According to court documents and evidence presented at trial, from May 2017 to September 2019, Haotian Sun, also known as Hao Sun, Jack Sun, and Frank Sun, 33, of Baltimore, Maryland, and Pengfei Xue, 33, of Germantown, Maryland, along with their co-conspirators, submitted counterfeit iPhones to Apple for repair to get Apple to exchange them with genuine replacement iPhones.
Sun and Xue received shipments of inauthentic iPhones from Hong Kong at UPS mailboxes throughout the D.C. Metropolitan area. They then submitted the fake iPhones, with spoofed serial numbers and/or IMEI numbers, to Apple retail stores and Apple Authorized Service Providers.
In 2017, Sun opened eight UPS Store mailboxes using his Maryland driver’s license and university identification card. U.S. postal inspectors arrested Sun and Xue in December 2019.
The jury convicted Sun and Xue of mail fraud and conspiracy to commit mail fraud. They are scheduled to be sentenced on June 21, and each face a maximum penalty of 20 years in prison. A federal district court judge will determine any sentence after considering the U.S. Sentencing Guidelines and other statutory factors.

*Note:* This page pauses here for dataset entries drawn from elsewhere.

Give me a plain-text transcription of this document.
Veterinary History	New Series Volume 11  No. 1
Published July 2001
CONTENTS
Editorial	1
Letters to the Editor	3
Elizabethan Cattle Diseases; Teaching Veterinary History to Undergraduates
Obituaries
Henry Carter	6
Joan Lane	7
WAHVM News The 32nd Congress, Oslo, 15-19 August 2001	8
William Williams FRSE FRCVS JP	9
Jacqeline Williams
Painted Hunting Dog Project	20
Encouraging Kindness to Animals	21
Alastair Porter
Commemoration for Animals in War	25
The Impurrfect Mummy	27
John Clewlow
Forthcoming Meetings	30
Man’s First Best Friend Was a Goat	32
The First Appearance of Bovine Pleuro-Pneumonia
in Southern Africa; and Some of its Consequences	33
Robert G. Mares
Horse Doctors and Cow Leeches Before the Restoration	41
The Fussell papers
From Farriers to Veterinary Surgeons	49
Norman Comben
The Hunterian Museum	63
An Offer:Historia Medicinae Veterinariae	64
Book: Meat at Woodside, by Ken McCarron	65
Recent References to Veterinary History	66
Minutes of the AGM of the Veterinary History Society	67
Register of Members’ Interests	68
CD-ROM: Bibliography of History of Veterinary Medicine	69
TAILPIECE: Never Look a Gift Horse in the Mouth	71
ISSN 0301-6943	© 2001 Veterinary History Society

Acting Assistant Attorney General Nicole M. Argentieri of the Justice Department’s Criminal Division, U.S. Attorney Matthew M. Graves for the District of Columbia, Inspector in Charge Damon Wood of the U.S. Postal Inspection Service (USPIS) Washington Division, and Special Agent in Charge Derek W. Gordon of the Homeland Security Investigations (HSI) Washington Field Office made the announcement.
USPIS and HSI investigated the case.
Trial Attorney Ryan Dickey of the Criminal Division’s Computer Crime and Intellectual Property Section and Assistant U.S. Attorney Kondi J. Kleinman for the District of Columbia are prosecuting the case.